EUR/GBP: bearish target at 0.69 – TDS

FXStreet (Barcelona) - FX Strategists at TD Securities, expect EUR weakness to continue as a US rate hike this year nears, and expect EUR/GBP to make a move lower towards 0.69 levels.

Key Quotes

“EUR has come under attack after a renewed USD bid on Friday followed a stronger US CPI print which has pulled EURUSD through psychological support level of 1.10. The common currency is having trouble on the crosses this morning as well but with the US and UK markets closed for holidays, it is difficult to make much sense with thin liquidity conditions.”

“The latest rumblings out of the EU/Greece talks is that the latter is warning that there is no cash to pay the IMF a pair of instalments worth approximately EUR300 each over the first two weeks of June and thus raises the prospect of a default.”

“We have heard this story before and we tend to think that each of the parties involved that have supported Greece with funds will not let that happen but in the event of a default there have been significant firewalls in place to limit financial contagion especially as exposure to exotics has declined substantially.
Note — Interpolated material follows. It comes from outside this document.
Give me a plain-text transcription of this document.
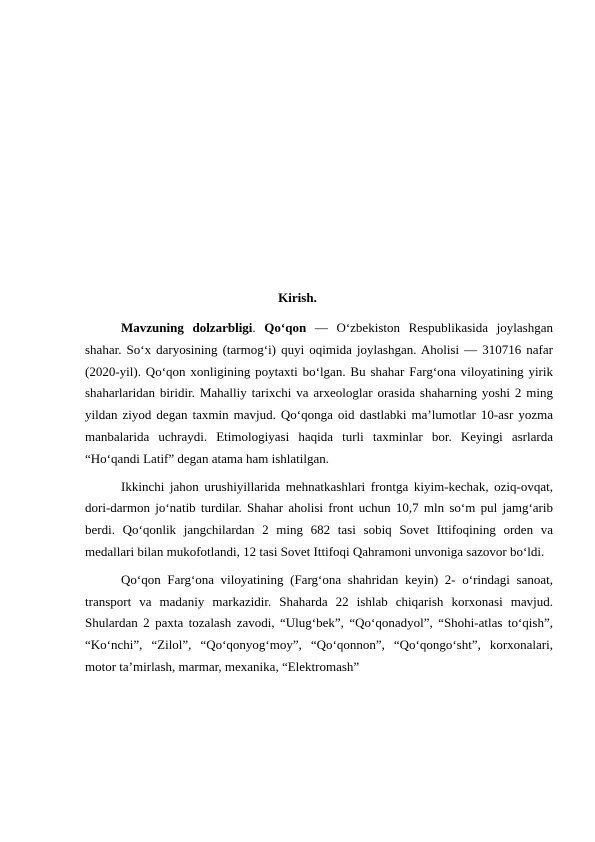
Kirish.

Mavzuning dolzarbligi. Qo‘qon — O‘zbekiston Respublikasida joylashgan shahar. So‘x daryosining (tarmog‘i) quyi oqimida joylashgan. Aholisi — 310716 nafar (2020-yil). Qo‘qon xonligining poytaxti bo‘lgan. Bu shahar Farg‘ona viloyatining yirik shaharlaridan biridir. Mahalliy tarixchi va arxeologlar orasida shaharning yoshi 2 ming yildan ziyod degan taxmin mavjud. Qo‘qonga oid dastlabki ma’lumotlar 10-asr yozma manbalarida uchraydi. Etimologiyasi haqida turli taxminlar bor. Keyingi asrlarda “Ho‘qandi Latif” degan atama ham ishlatilgan.

Ikkinchi jahon urushiyillarida mehnatkashlari frontga kiyim-kechak, oziq-ovqat, dori-darmon jo‘natib turdilar. Shahar aholisi front uchun 10,7 mln so‘m pul jamg‘arib berdi. Qo‘qonlik jangchilardan 2 ming 682 tasi sobiq Sovet Ittifoqining orden va medallari bilan mukofotlandi, 12 tasi Sovet Ittifoqi Qahramoni unvoniga sazovor bo‘ldi.

Qo‘qon Farg‘ona viloyatining (Farg‘ona shahridan keyin) 2- o‘rindagi sanoat, transport va madaniy markazidir. Shaharda 22 ishlab chiqarish korxonasi mavjud. Shulardan 2 paxta tozalash zavodi, “Ulug‘bek”, “Qo‘qonadyol”, “Shohi-atlas to‘qish”, “Ko‘nchi”, “Zilol”, “Qo‘qonyog‘moy”, “Qo‘qonnon”, “Qo‘qongo‘sht”, korxonalari, motor ta’mirlash, marmar, mexanika, “Elektromash”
This still does not undermine the fact that this would probably be a significant financial market event but it could also mean that beyond the near-term pain the EUR-core could be perceived as “stronger” and it might also serve as an incentive for the troubled periphery to improve structural reforms as a Grexit would serve as the example for failure.”

“This is not our base-case scenario but as we approach key negotiating and funding deadlines, this sort of discussion will intensify. Ultimately, we think the primary trend in EURUSD is down and limited liquidity today is unlikely to pull us significantly lower from the 1.0980 level at time of writing but it may keep the common currency under pressure.”

“We like betting on lower EURGBP as well, and eye the 0.69 level over the coming months—especially if the June FOMC confirms that a 2015 hike is still on (our base case still).”